The Hugo Award for Best Professional Artist  is given each year for artists of works related to science fiction or fantasy released in the previous calendar year. The award has been given annually under several names since 1955, with the exception of 1957. The Hugo Awards have been described as "a fine showcase for speculative fiction" and "the best known literary award for science fiction writing".

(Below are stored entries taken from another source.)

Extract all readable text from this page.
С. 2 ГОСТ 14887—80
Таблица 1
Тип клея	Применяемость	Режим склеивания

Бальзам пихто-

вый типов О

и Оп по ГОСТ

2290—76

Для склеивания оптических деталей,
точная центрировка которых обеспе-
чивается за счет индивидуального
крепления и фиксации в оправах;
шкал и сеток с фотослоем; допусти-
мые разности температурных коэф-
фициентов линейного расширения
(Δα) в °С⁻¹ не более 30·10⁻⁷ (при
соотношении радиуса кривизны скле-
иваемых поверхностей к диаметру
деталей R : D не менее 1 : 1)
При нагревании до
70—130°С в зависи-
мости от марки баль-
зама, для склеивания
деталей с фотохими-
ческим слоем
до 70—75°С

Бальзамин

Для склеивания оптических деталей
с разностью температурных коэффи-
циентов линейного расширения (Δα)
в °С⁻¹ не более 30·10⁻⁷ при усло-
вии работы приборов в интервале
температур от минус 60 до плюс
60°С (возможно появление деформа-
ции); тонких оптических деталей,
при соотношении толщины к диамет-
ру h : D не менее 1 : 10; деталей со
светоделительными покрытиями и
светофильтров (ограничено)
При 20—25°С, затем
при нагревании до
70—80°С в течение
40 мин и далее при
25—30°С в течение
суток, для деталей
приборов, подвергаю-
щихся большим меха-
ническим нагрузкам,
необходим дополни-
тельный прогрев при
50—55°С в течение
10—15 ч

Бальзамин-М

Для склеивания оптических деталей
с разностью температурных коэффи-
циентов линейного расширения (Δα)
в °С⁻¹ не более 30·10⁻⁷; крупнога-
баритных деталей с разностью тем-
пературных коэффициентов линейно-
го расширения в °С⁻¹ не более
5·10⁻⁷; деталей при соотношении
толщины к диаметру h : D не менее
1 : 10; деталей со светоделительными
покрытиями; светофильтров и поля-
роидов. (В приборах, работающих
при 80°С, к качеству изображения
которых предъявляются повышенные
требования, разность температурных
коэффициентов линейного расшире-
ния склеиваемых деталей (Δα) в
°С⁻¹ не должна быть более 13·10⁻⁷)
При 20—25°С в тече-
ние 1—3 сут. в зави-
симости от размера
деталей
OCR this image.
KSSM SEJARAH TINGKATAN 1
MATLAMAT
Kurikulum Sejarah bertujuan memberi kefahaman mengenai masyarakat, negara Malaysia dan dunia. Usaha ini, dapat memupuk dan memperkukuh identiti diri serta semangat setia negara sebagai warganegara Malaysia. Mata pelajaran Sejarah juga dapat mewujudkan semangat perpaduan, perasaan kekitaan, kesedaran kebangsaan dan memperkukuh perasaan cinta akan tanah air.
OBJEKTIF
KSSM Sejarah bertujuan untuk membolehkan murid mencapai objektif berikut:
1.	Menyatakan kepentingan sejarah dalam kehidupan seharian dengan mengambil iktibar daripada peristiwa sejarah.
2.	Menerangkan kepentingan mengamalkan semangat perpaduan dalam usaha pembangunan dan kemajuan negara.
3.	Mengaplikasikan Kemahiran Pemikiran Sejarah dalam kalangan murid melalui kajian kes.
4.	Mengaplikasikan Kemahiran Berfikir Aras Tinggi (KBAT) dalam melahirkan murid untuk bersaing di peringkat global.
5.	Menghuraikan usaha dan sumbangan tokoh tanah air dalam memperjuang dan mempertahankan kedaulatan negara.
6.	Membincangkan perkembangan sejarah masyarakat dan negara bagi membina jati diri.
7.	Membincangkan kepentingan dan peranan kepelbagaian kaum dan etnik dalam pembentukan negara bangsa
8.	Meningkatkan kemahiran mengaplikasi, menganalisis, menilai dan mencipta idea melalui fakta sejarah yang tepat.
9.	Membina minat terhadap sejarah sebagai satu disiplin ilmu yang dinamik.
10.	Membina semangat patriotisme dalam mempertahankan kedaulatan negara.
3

The inaugural 1953 Hugo awards recognized "Best Interior Illustrator" and "Best Cover Artist" categories, awarded to Virgil Finlay and a tie between Hannes Bok and Ed Emshwiller, respectively. The Best Professional Artist award was simply named "Best Artist" in 1955 and 1956, was not awarded in 1957, and was named "Outstanding Artist" in 1958, finally changing to its current name the following year. Beginning in 1996 Retrospective Hugo Awards, or "Retro Hugos", have been available to be awarded for years 50, 75, or 100 years prior in which no awards were given. To date, Retro Hugo awards have been awarded for 1939, 1941, 1943–1946, 1951, and 1954, and in each case an award for professional artist was given.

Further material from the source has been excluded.